With their enthusiastic embrace of this innovative initiative, the Louise H. and David S. Ingalls Foundation—an enduring friend of this museum and the generous benefactor for which the Ingalls Library and Museum Archives was named in 1983—and the intergenerational family members who are its trustees have set in motion a multiyear project with a unique capacity to prepare early-career librarians for lasting professional success. From the relocation allowance built into the position’s budget to its competitive stipend and benefits package, the fellowship seeks to be both appealing to prospective candidates and sensitive to the economic circumstances of recent graduates who may be entering the job market with sizable student loan debt and a lack of financial reserves. What’s more, the selected fellow will gain important exposure to reference needs of the Ingalls Library’s numerous patrons within a world-class art museum library and archives—alongside a caring, committed team of specialists whose wide-ranging areas of expertise and long-term library experience make them ideal mentors. 
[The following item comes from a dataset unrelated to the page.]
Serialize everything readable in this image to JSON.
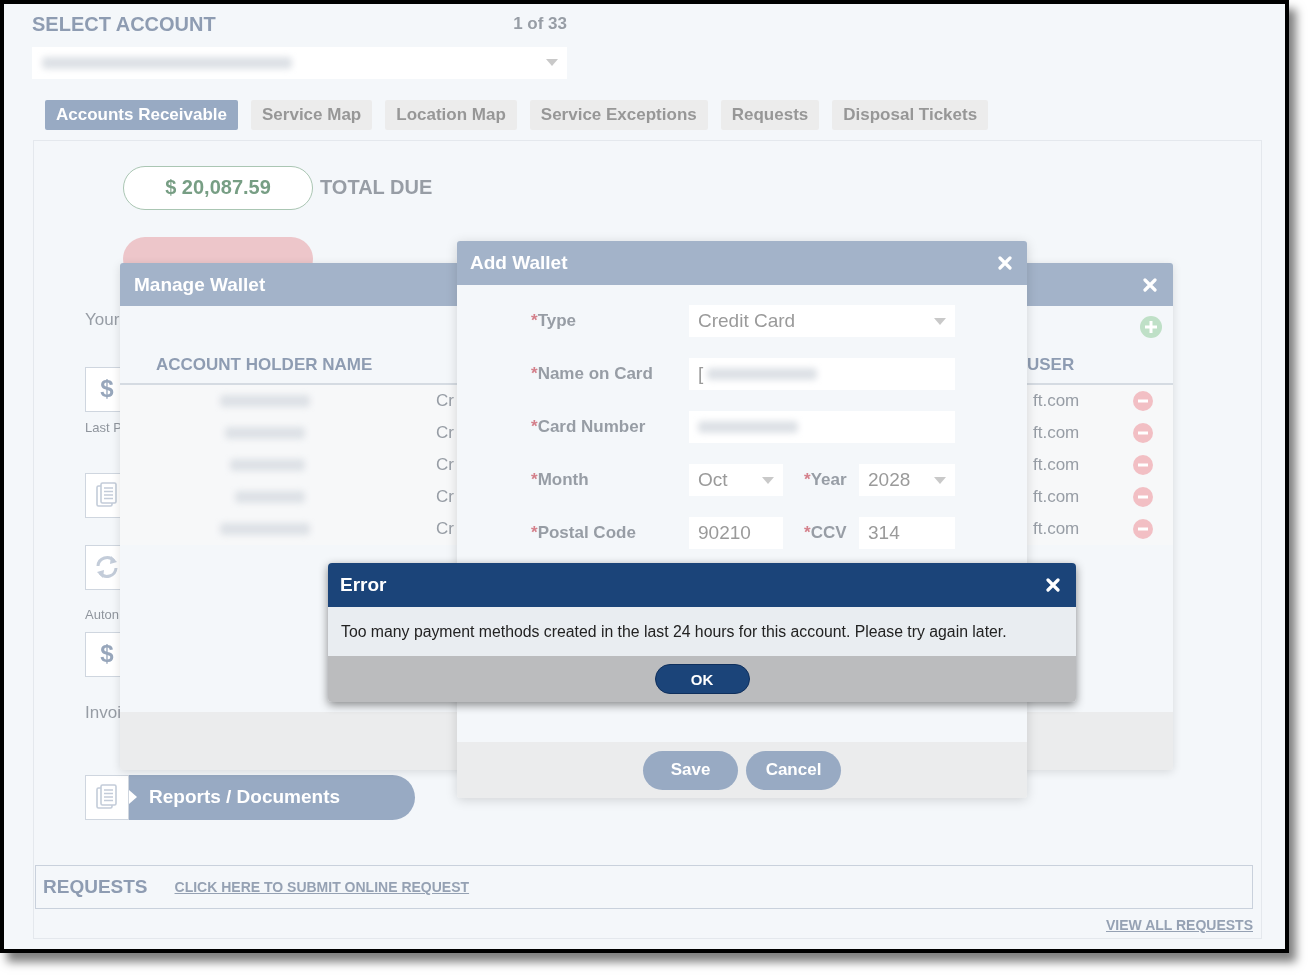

Nevertheless, while this novel training opportunity aims to provide the selected fellow with an immersive, entry-level professional experience and a thorough introduction to the rich, varied “field within a field” that art librarianship encompasses, there is no doubt that this initiative’s beneficiaries will be far more numerous than the fellows chosen annually for this appointment. As the CMA DEI plan states, “If we are to be a global leader among museums—if we are to succeed in making our collection broadly relevant, in expanding our audience, and in serving the ever more diverse population of our county and our country as a whole—it is essential that we seek and offer new perspectives on our multifaceted collection.” 

Indeed, our library, our museum, and the large number of individuals and groups who compose their myriad constituencies will all be enriched by an Ingalls Library staffed with professionals who reveal the authentic diversity of our neighborhood and our world. With recruitment for the inaugural fellow now underway, it is expected that the selected candidate’s tenure will begin later this summer.